Frankfurter Rundschau vom 29.05.06

Auch ein kleines Fest zieht seine Besucher an

Mäßiger Andrang beim Straßenfest „Ecken-Line“ – gelungen ist es trotzdem wieder


Der Andrang war nicht groß beim Eckenheimer Straßenfest „Ecken-Line“. Unter dem Motto „Das Beste im Norden“ präsentierten sich am Samstag auf der Eckenheimer Landstraße ungebrochen aktiv Vereine, Initiativen und Gewerbe.


ECKENHEIM. Bei der CDU geht es im Sinne der politischen Gesinnung ganz korrekt zu: „Schwarzbier, politisch korrekt gebraut.“ So steht’s auf einem Schild neben den Holzbänken am Stand der Konservativen. Eine ältere Dame hat dort Platz genommen und trinkt das dunkle Gebräu mit sichtlichem Genuss – wenn auch alleine.

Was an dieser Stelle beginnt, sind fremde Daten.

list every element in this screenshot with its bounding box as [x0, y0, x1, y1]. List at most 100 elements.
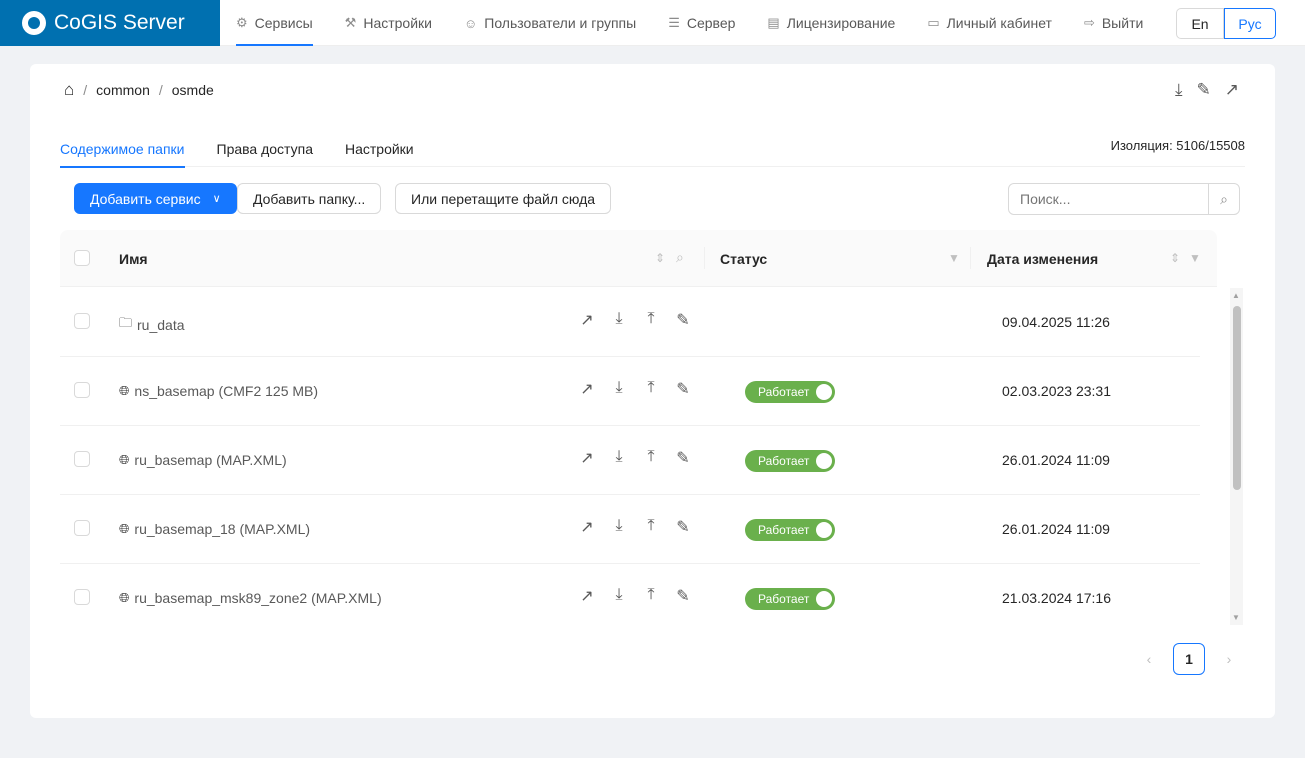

Denn der Andrang ließ bei der 15. Auflage des Straßenfestes auf der Eckenheimer Landstraße einiges zu wünschen übrig. „Angesichts des Wetters der letzten Tage sind wir froh, dass es den Tag über bis jetzt wenigstens trocken geblieben ist“, sagte Ursula Plahusch, Vorsitzende des Vereinsrings Preungesheim/Eckenheim, der das Straßenfest ausgerichtet hat. Die nur mäßige Besucherzahl von rund 300 Besuchern führte sie auch auf den eh verkaufsoffenen Samstag und die Absage des mitgliederstarken Vereins TSC Schwarz-Gold zurück, der wegen Krankheitsfällen nicht mehr bei der Vorbereitung des Festes mithelfen konnte. Zudem seien alle Vereine beider Stadtteile mit dem Begrüßungsfest für Neubürger Anfang Mai stark in Anspruch genommen worden, so dass jetzt bei vielen „die Luft raus“ sei.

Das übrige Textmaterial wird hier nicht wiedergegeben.